BULLYING has always been the scourge of school-aged kids but there is growing concern with a new way bullies have found to ridicule or threaten their victims. And because the regrettable phenomenon of cyber-bullying is reportedly gaining traction on the Internet, intervention by authorities to raise awareness about its potentially harmful affects is a good first step.

Clarifying online harassment or even making it a criminal offense both work to draw attention to this new public health risk. With U.S. adolescents being bombarded daily with e-mail, instant messaging, text messaging, blog postings, and other electronic communications, the dangers posed by cyber-bullying cannot be underestimated.

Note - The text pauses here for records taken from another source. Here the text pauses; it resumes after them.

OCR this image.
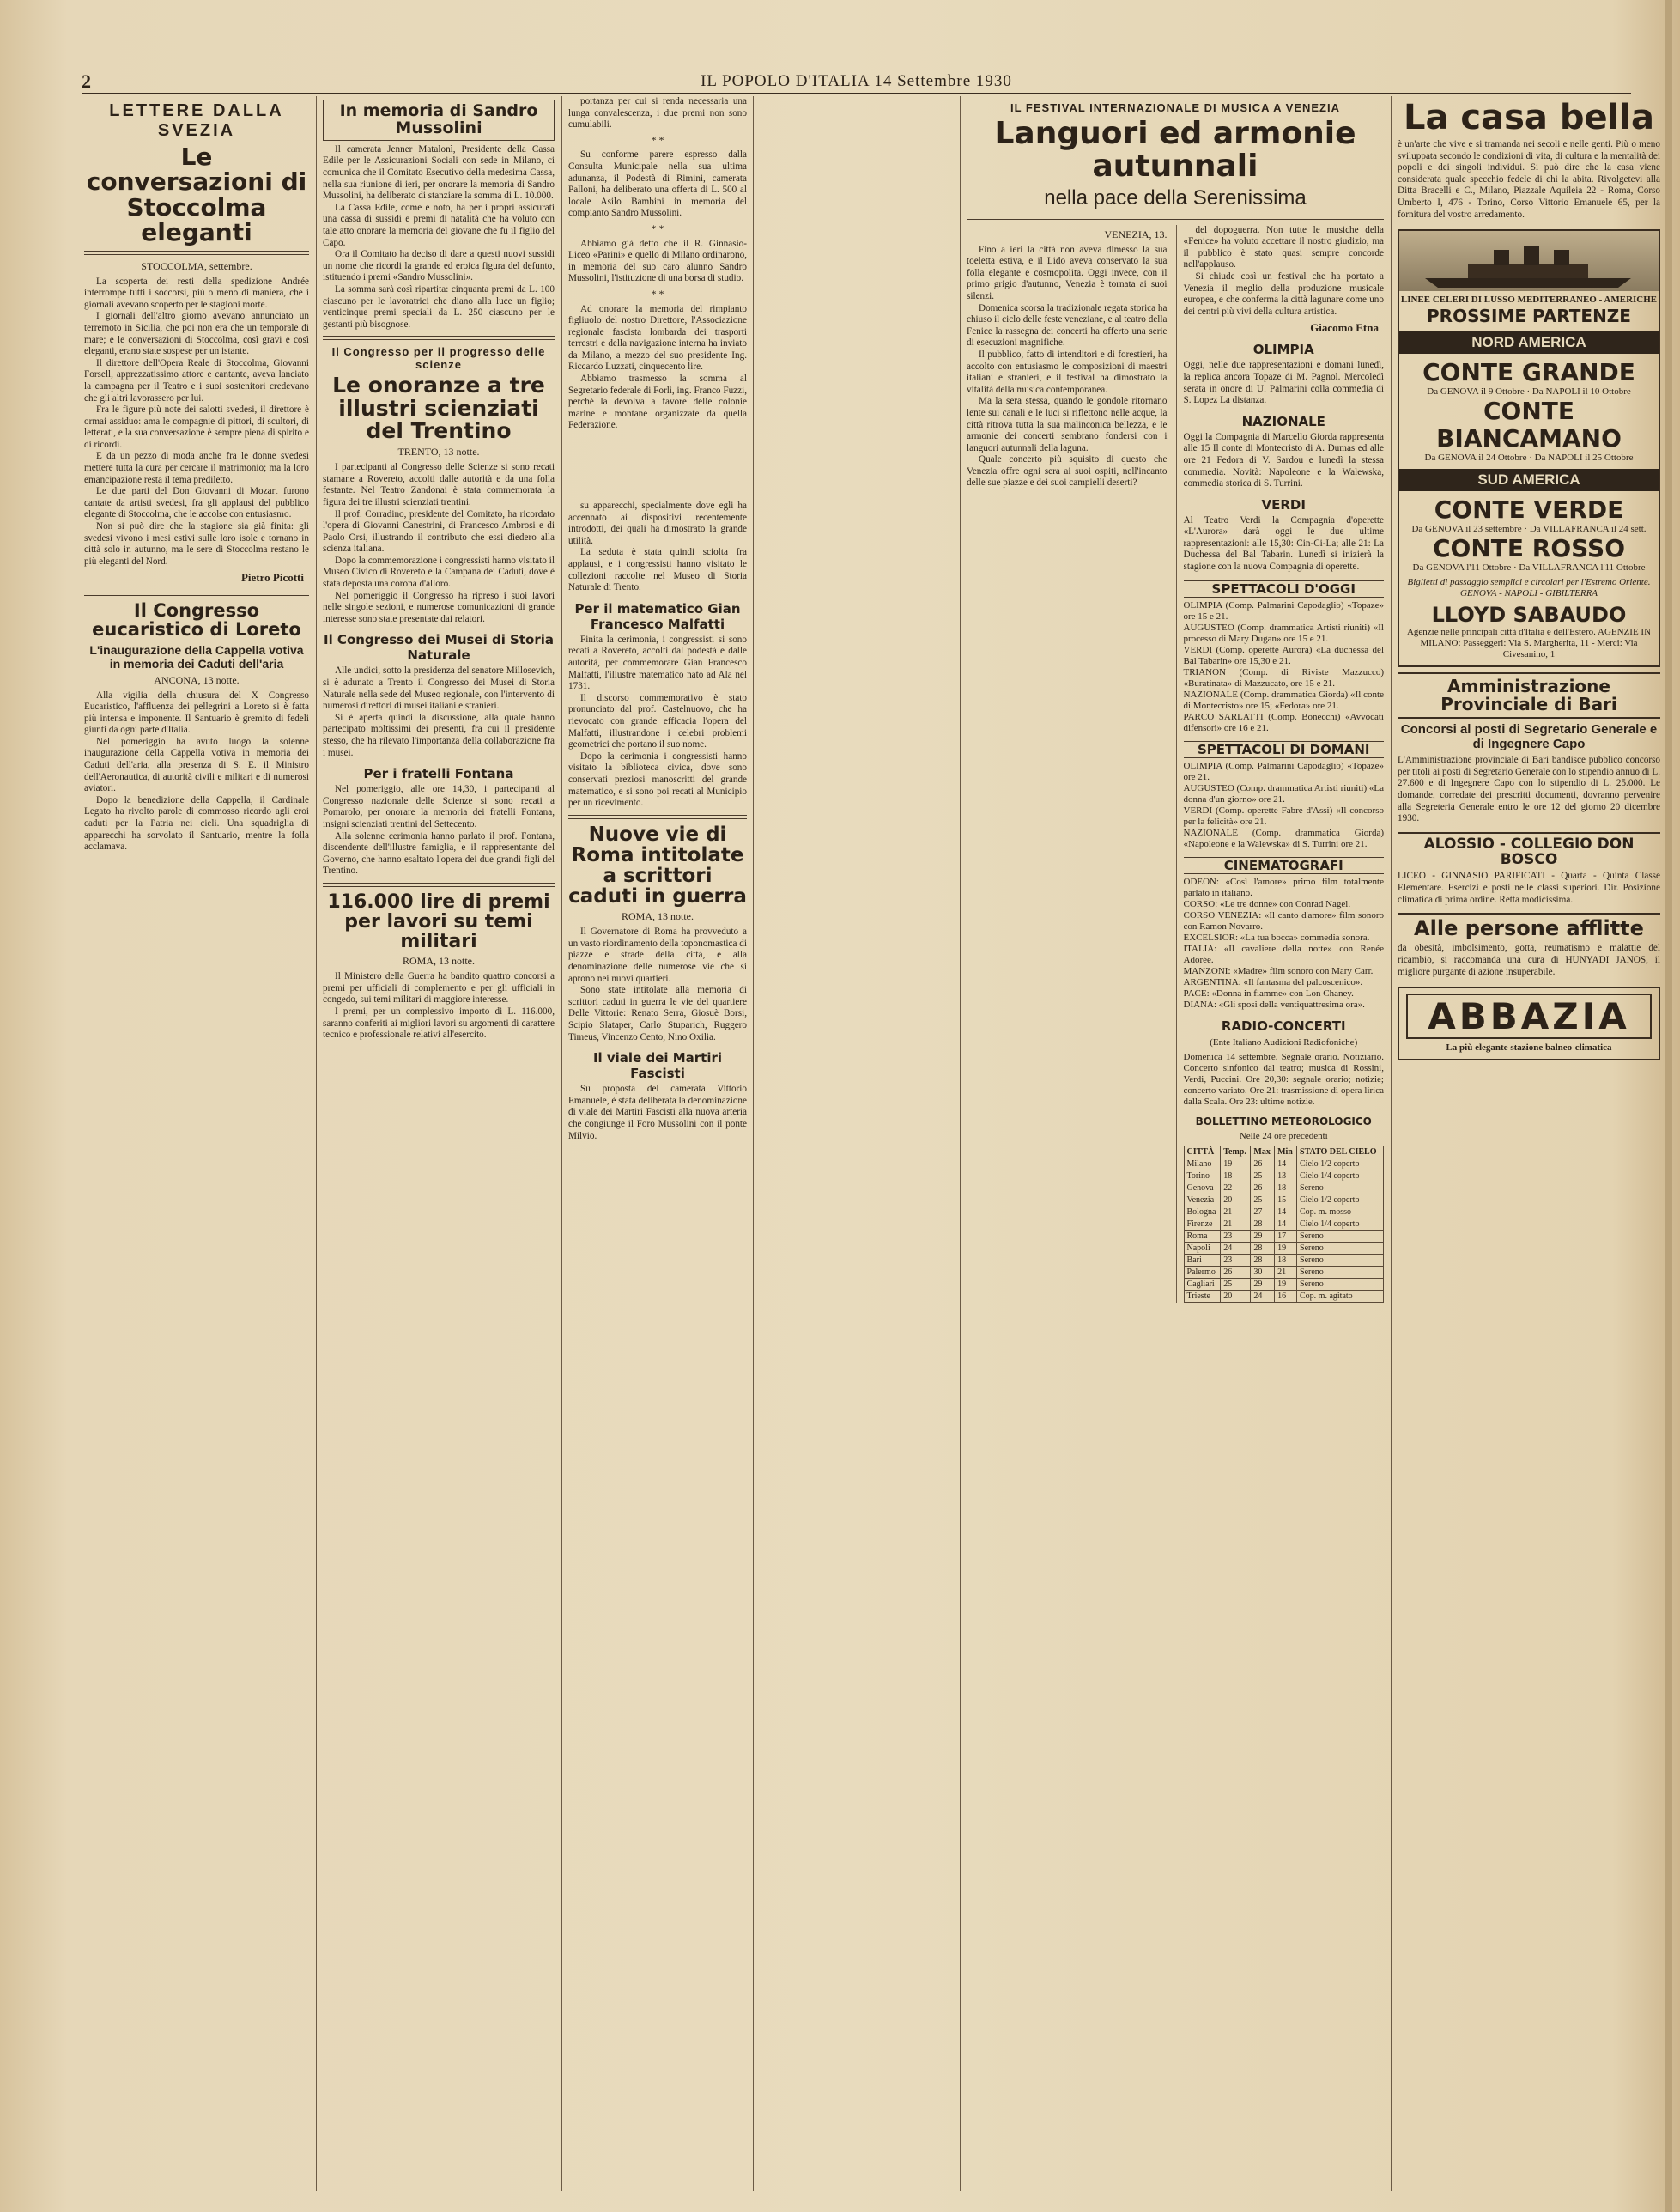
2	IL POPOLO D'ITALIA 14 Settembre 1930
LETTERE DALLA SVEZIA
Le conversazioni di Stoccolma eleganti
STOCCOLMA, settembre.

La scoperta dei resti della spedizione Andrée interrompe tutti i soccorsi, più o meno di maniera, che i giornali avevano scoperto per le stagioni morte.

I giornali dell'altro giorno avevano annunciato un terremoto in Sicilia, che poi non era che un temporale di mare; e le conversazioni di Stoccolma, così gravi e così eleganti, erano state sospese per un istante.

Il direttore dell'Opera Reale di Stoccolma, Giovanni Forsell, apprezzatissimo attore e cantante, aveva lanciato la campagna per il Teatro e i suoi sostenitori credevano che gli altri lavorassero per lui.

Fra le figure più note dei salotti svedesi, il direttore è ormai assiduo: ama le compagnie di pittori, di scultori, di letterati, e la sua conversazione è sempre piena di spirito e di ricordi.

E da un pezzo di moda anche fra le donne svedesi mettere tutta la cura per cercare il matrimonio; ma la loro emancipazione resta il tema prediletto.

Le due parti del Don Giovanni di Mozart furono cantate da artisti svedesi, fra gli applausi del pubblico elegante di Stoccolma, che le accolse con entusiasmo.

Non si può dire che la stagione sia già finita: gli svedesi vivono i mesi estivi sulle loro isole e tornano in città solo in autunno, ma le sere di Stoccolma restano le più eleganti del Nord.

Pietro Picotti
Il Congresso eucaristico di Loreto
L'inaugurazione della Cappella votiva in memoria dei Caduti dell'aria
ANCONA, 13 notte.

Alla vigilia della chiusura del X Congresso Eucaristico, l'affluenza dei pellegrini a Loreto si è fatta più intensa e imponente. Il Santuario è gremito di fedeli giunti da ogni parte d'Italia.

Nel pomeriggio ha avuto luogo la solenne inaugurazione della Cappella votiva in memoria dei Caduti dell'aria, alla presenza di S. E. il Ministro dell'Aeronautica, di autorità civili e militari e di numerosi aviatori.

Dopo la benedizione della Cappella, il Cardinale Legato ha rivolto parole di commosso ricordo agli eroi caduti per la Patria nei cieli. Una squadriglia di apparecchi ha sorvolato il Santuario, mentre la folla acclamava.

In memoria di Sandro Mussolini

Il camerata Jenner Matalonì, Presidente della Cassa Edile per le Assicurazioni Sociali con sede in Milano, ci comunica che il Comitato Esecutivo della medesima Cassa, nella sua riunione di ieri, per onorare la memoria di Sandro Mussolini, ha deliberato di stanziare la somma di L. 10.000.

La Cassa Edile, come è noto, ha per i propri assicurati una cassa di sussidi e premi di natalità che ha voluto con tale atto onorare la memoria del giovane che fu il figlio del Capo.

Ora il Comitato ha deciso di dare a questi nuovi sussidi un nome che ricordi la grande ed eroica figura del defunto, istituendo i premi «Sandro Mussolini».

La somma sarà così ripartita: cinquanta premi da L. 100 ciascuno per le lavoratrici che diano alla luce un figlio; venticinque premi speciali da L. 250 ciascuno per le gestanti più bisognose.

Il Congresso per il progresso delle scienze
Le onoranze a tre illustri scienziati del Trentino
TRENTO, 13 notte.

I partecipanti al Congresso delle Scienze si sono recati stamane a Rovereto, accolti dalle autorità e da una folla festante. Nel Teatro Zandonai è stata commemorata la figura dei tre illustri scienziati trentini.

Il prof. Corradino, presidente del Comitato, ha ricordato l'opera di Giovanni Canestrini, di Francesco Ambrosi e di Paolo Orsi, illustrando il contributo che essi diedero alla scienza italiana.

Dopo la commemorazione i congressisti hanno visitato il Museo Civico di Rovereto e la Campana dei Caduti, dove è stata deposta una corona d'alloro.

Nel pomeriggio il Congresso ha ripreso i suoi lavori nelle singole sezioni, e numerose comunicazioni di grande interesse sono state presentate dai relatori.

Il Congresso dei Musei di Storia Naturale

Alle undici, sotto la presidenza del senatore Millosevich, si è adunato a Trento il Congresso dei Musei di Storia Naturale nella sede del Museo regionale, con l'intervento di numerosi direttori di musei italiani e stranieri.

Si è aperta quindi la discussione, alla quale hanno partecipato moltissimi dei presenti, fra cui il presidente stesso, che ha rilevato l'importanza della collaborazione fra i musei.

Per i fratelli Fontana

Nel pomeriggio, alle ore 14,30, i partecipanti al Congresso nazionale delle Scienze si sono recati a Pomarolo, per onorare la memoria dei fratelli Fontana, insigni scienziati trentini del Settecento.

Alla solenne cerimonia hanno parlato il prof. Fontana, discendente dell'illustre famiglia, e il rappresentante del Governo, che hanno esaltato l'opera dei due grandi figli del Trentino.

116.000 lire di premi per lavori su temi militari
ROMA, 13 notte.

Il Ministero della Guerra ha bandito quattro concorsi a premi per ufficiali di complemento e per gli ufficiali in congedo, sui temi militari di maggiore interesse.

I premi, per un complessivo importo di L. 116.000, saranno conferiti ai migliori lavori su argomenti di carattere tecnico e professionale relativi all'esercito.

portanza per cui si renda necessaria una lunga convalescenza, i due premi non sono cumulabili.

* *

Su conforme parere espresso dalla Consulta Municipale nella sua ultima adunanza, il Podestà di Rimini, camerata Palloni, ha deliberato una offerta di L. 500 al locale Asilo Bambini in memoria del compianto Sandro Mussolini.

* *

Abbiamo già detto che il R. Ginnasio-Liceo «Parini» e quello di Milano ordinarono, in memoria del suo caro alunno Sandro Mussolini, l'istituzione di una borsa di studio.

* *

Ad onorare la memoria del rimpianto figliuolo del nostro Direttore, l'Associazione regionale fascista lombarda dei trasporti terrestri e della navigazione interna ha inviato da Milano, a mezzo del suo presidente Ing. Riccardo Luzzati, cinquecento lire.

Abbiamo trasmesso la somma al Segretario federale di Forlì, ing. Franco Fuzzi, perché la devolva a favore delle colonie marine e montane organizzate da quella Federazione.

su apparecchi, specialmente dove egli ha accennato ai dispositivi recentemente introdotti, dei quali ha dimostrato la grande utilità.

La seduta è stata quindi sciolta fra applausi, e i congressisti hanno visitato le collezioni raccolte nel Museo di Storia Naturale di Trento.

Per il matematico Gian Francesco Malfatti

Finita la cerimonia, i congressisti si sono recati a Rovereto, accolti dal podestà e dalle autorità, per commemorare Gian Francesco Malfatti, l'illustre matematico nato ad Ala nel 1731.

Il discorso commemorativo è stato pronunciato dal prof. Castelnuovo, che ha rievocato con grande efficacia l'opera del Malfatti, illustrandone i celebri problemi geometrici che portano il suo nome.

Dopo la cerimonia i congressisti hanno visitato la biblioteca civica, dove sono conservati preziosi manoscritti del grande matematico, e si sono poi recati al Municipio per un ricevimento.

Nuove vie di Roma intitolate a scrittori caduti in guerra
ROMA, 13 notte.

Il Governatore di Roma ha provveduto a un vasto riordinamento della toponomastica di piazze e strade della città, e alla denominazione delle numerose vie che si aprono nei nuovi quartieri.

Sono state intitolate alla memoria di scrittori caduti in guerra le vie del quartiere Delle Vittorie: Renato Serra, Giosuè Borsi, Scipio Slataper, Carlo Stuparich, Ruggero Timeus, Vincenzo Cento, Nino Oxilia.

Il viale dei Martiri Fascisti

Su proposta del camerata Vittorio Emanuele, è stata deliberata la denominazione di viale dei Martiri Fascisti alla nuova arteria che congiunge il Foro Mussolini con il ponte Milvio.

IL FESTIVAL INTERNAZIONALE DI MUSICA A VENEZIA
Languori ed armonie autunnali
nella pace della Serenissima
VENEZIA, 13.

Fino a ieri la città non aveva dimesso la sua toeletta estiva, e il Lido aveva conservato la sua folla elegante e cosmopolita. Oggi invece, con il primo grigio d'autunno, Venezia è tornata ai suoi silenzi.

Domenica scorsa la tradizionale regata storica ha chiuso il ciclo delle feste veneziane, e al teatro della Fenice la rassegna dei concerti ha offerto una serie di esecuzioni magnifiche.

Il pubblico, fatto di intenditori e di forestieri, ha accolto con entusiasmo le composizioni di maestri italiani e stranieri, e il festival ha dimostrato la vitalità della musica contemporanea.

Ma la sera stessa, quando le gondole ritornano lente sui canali e le luci si riflettono nelle acque, la città ritrova tutta la sua malinconica bellezza, e le armonie dei concerti sembrano fondersi con i languori autunnali della laguna.

Quale concerto più squisito di questo che Venezia offre ogni sera ai suoi ospiti, nell'incanto delle sue piazze e dei suoi campielli deserti?

del dopoguerra. Non tutte le musiche della «Fenice» ha voluto accettare il nostro giudizio, ma il pubblico è stato quasi sempre concorde nell'applauso.

Si chiude così un festival che ha portato a Venezia il meglio della produzione musicale europea, e che conferma la città lagunare come uno dei centri più vivi della cultura artistica.

Giacomo Etna
OLIMPIA
Oggi, nelle due rappresentazioni e domani lunedì, la replica ancora Topaze di M. Pagnol. Mercoledì serata in onore di U. Palmarini colla commedia di S. Lopez La distanza.
NAZIONALE
Oggi la Compagnia di Marcello Giorda rappresenta alle 15 Il conte di Montecristo di A. Dumas ed alle ore 21 Fedora di V. Sardou e lunedì la stessa commedia. Novità: Napoleone e la Walewska, commedia storica di S. Turrini.
VERDI
Al Teatro Verdi la Compagnia d'operette «L'Aurora» darà oggi le due ultime rappresentazioni: alle 15,30: Cin-Ci-La; alle 21: La Duchessa del Bal Tabarin. Lunedì si inizierà la stagione con la nuova Compagnia di operette.
SPETTACOLI D'OGGI
OLIMPIA (Comp. Palmarini Capodaglio) «Topaze» ore 15 e 21.
AUGUSTEO (Comp. drammatica Artisti riuniti) «Il processo di Mary Dugan» ore 15 e 21.
VERDI (Comp. operette Aurora) «La duchessa del Bal Tabarin» ore 15,30 e 21.
TRIANON (Comp. di Riviste Mazzucco) «Buratinata» di Mazzucato, ore 15 e 21.
NAZIONALE (Comp. drammatica Giorda) «Il conte di Montecristo» ore 15; «Fedora» ore 21.
PARCO SARLATTI (Comp. Bonecchi) «Avvocati difensori» ore 16 e 21.
SPETTACOLI DI DOMANI
OLIMPIA (Comp. Palmarini Capodaglio) «Topaze» ore 21.
AUGUSTEO (Comp. drammatica Artisti riuniti) «La donna d'un giorno» ore 21.
VERDI (Comp. operette Fabre d'Assi) «Il concorso per la felicità» ore 21.
NAZIONALE (Comp. drammatica Giorda) «Napoleone e la Walewska» di S. Turrini ore 21.
CINEMATOGRAFI
ODEON: «Così l'amore» primo film totalmente parlato in italiano.
CORSO: «Le tre donne» con Conrad Nagel.
CORSO VENEZIA: «Il canto d'amore» film sonoro con Ramon Novarro.
EXCELSIOR: «La tua bocca» commedia sonora.
ITALIA: «Il cavaliere della notte» con Renée Adorée.
MANZONI: «Madre» film sonoro con Mary Carr.
ARGENTINA: «Il fantasma del palcoscenico».
PACE: «Donna in fiamme» con Lon Chaney.
DIANA: «Gli sposi della ventiquattresima ora».
RADIO-CONCERTI
(Ente Italiano Audizioni Radiofoniche)
Domenica 14 settembre. Segnale orario. Notiziario. Concerto sinfonico dal teatro; musica di Rossini, Verdi, Puccini. Ore 20,30: segnale orario; notizie; concerto variato. Ore 21: trasmissione di opera lirica dalla Scala. Ore 23: ultime notizie.
BOLLETTINO METEOROLOGICO
Nelle 24 ore precedenti
CITTÀ	Temp.	Max	Min	STATO DEL CIELO
Milano	19	26	14	Cielo 1/2 coperto
Torino	18	25	13	Cielo 1/4 coperto
Genova	22	26	18	Sereno
Venezia	20	25	15	Cielo 1/2 coperto
Bologna	21	27	14	Cop. m. mosso
Firenze	21	28	14	Cielo 1/4 coperto
Roma	23	29	17	Sereno
Napoli	24	28	19	Sereno
Bari	23	28	18	Sereno
Palermo	26	30	21	Sereno
Cagliari	25	29	19	Sereno
Trieste	20	24	16	Cop. m. agitato
La casa bella
è un'arte che vive e si tramanda nei secoli e nelle genti. Più o meno sviluppata secondo le condizioni di vita, di cultura e la mentalità dei popoli e dei singoli individui. Si può dire che la casa viene considerata quale specchio fedele di chi la abita. Rivolgetevi alla Ditta Bracelli e C., Milano, Piazzale Aquileia 22 - Roma, Corso Umberto I, 476 - Torino, Corso Vittorio Emanuele 65, per la fornitura del vostro arredamento.
LINEE CELERI DI LUSSO MEDITERRANEO - AMERICHE
PROSSIME PARTENZE
NORD AMERICA
CONTE GRANDE
Da GENOVA il 9 Ottobre · Da NAPOLI il 10 Ottobre
CONTE BIANCAMANO
Da GENOVA il 24 Ottobre · Da NAPOLI il 25 Ottobre
SUD AMERICA
CONTE VERDE
Da GENOVA il 23 settembre · Da VILLAFRANCA il 24 sett.
CONTE ROSSO
Da GENOVA l'11 Ottobre · Da VILLAFRANCA l'11 Ottobre
Biglietti di passaggio semplici e circolari per l'Estremo Oriente. GENOVA - NAPOLI - GIBILTERRA
LLOYD SABAUDO
Agenzie nelle principali città d'Italia e dell'Estero. AGENZIE IN MILANO: Passeggeri: Via S. Margherita, 11 - Merci: Via Civesanino, 1
Amministrazione Provinciale di Bari
Concorsi al posti di Segretario Generale e di Ingegnere Capo
L'Amministrazione provinciale di Bari bandisce pubblico concorso per titoli ai posti di Segretario Generale con lo stipendio annuo di L. 27.600 e di Ingegnere Capo con lo stipendio di L. 25.000. Le domande, corredate dei prescritti documenti, dovranno pervenire alla Segreteria Generale entro le ore 12 del giorno 20 dicembre 1930.
ALOSSIO - COLLEGIO DON BOSCO
LICEO - GINNASIO PARIFICATI - Quarta - Quinta Classe Elementare. Esercizi e posti nelle classi superiori. Dir. Posizione climatica di prima ordine. Retta modicissima.
Alle persone afflitte
da obesità, imbolsimento, gotta, reumatismo e malattie del ricambio, si raccomanda una cura di HUNYADI JANOS, il migliore purgante di azione insuperabile.
ABBAZIA
La più elegante stazione balneo-climatica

While some kids - maybe most - can just shrug off hurtful online messages, others have more extreme reactions. Officials in a Missouri town made Internet harassment a misdemeanor after a 13-year-old girl, the subject of an intensely personal hoax online, committed suicide.

Lawmakers in Oregon, Washington, New Jersey, and other states have either introduced legislation or instituted programs designed to reduce electronic harassment through broader education and vigilance. The U.S. Centers for Disease Control and Prevention has also funded more published research on what it views as an increasing public health threat.

Some studies have found that as many as one in three U.S. children have been victimized in this manner. Others find the problem is less common, with one in 10 kids reporting such bullying.

Yet even researchers who lean toward the lower estimate don't discount the scary signal it sends.

"I wouldn't consider something that 10 percent of kids report as low," said Janis Wolak of the University of New Hampshire, who authored one study.

One online survey of 1,588 children ages 10 to 15 reported that 34 percent of respondents said they were the victim of online harassment at least once in the previous year and 8 percent said they were targeted monthly or more often.

But regardless of how many times it happens to how many kids, tormenting anyone with mean computer messages is wrong.

Just because bullies have discovered a different way to deliver their taunts doesn't mean they can operate with impunity. Zero tolerance should apply to any tough, whether online or in the schoolyard.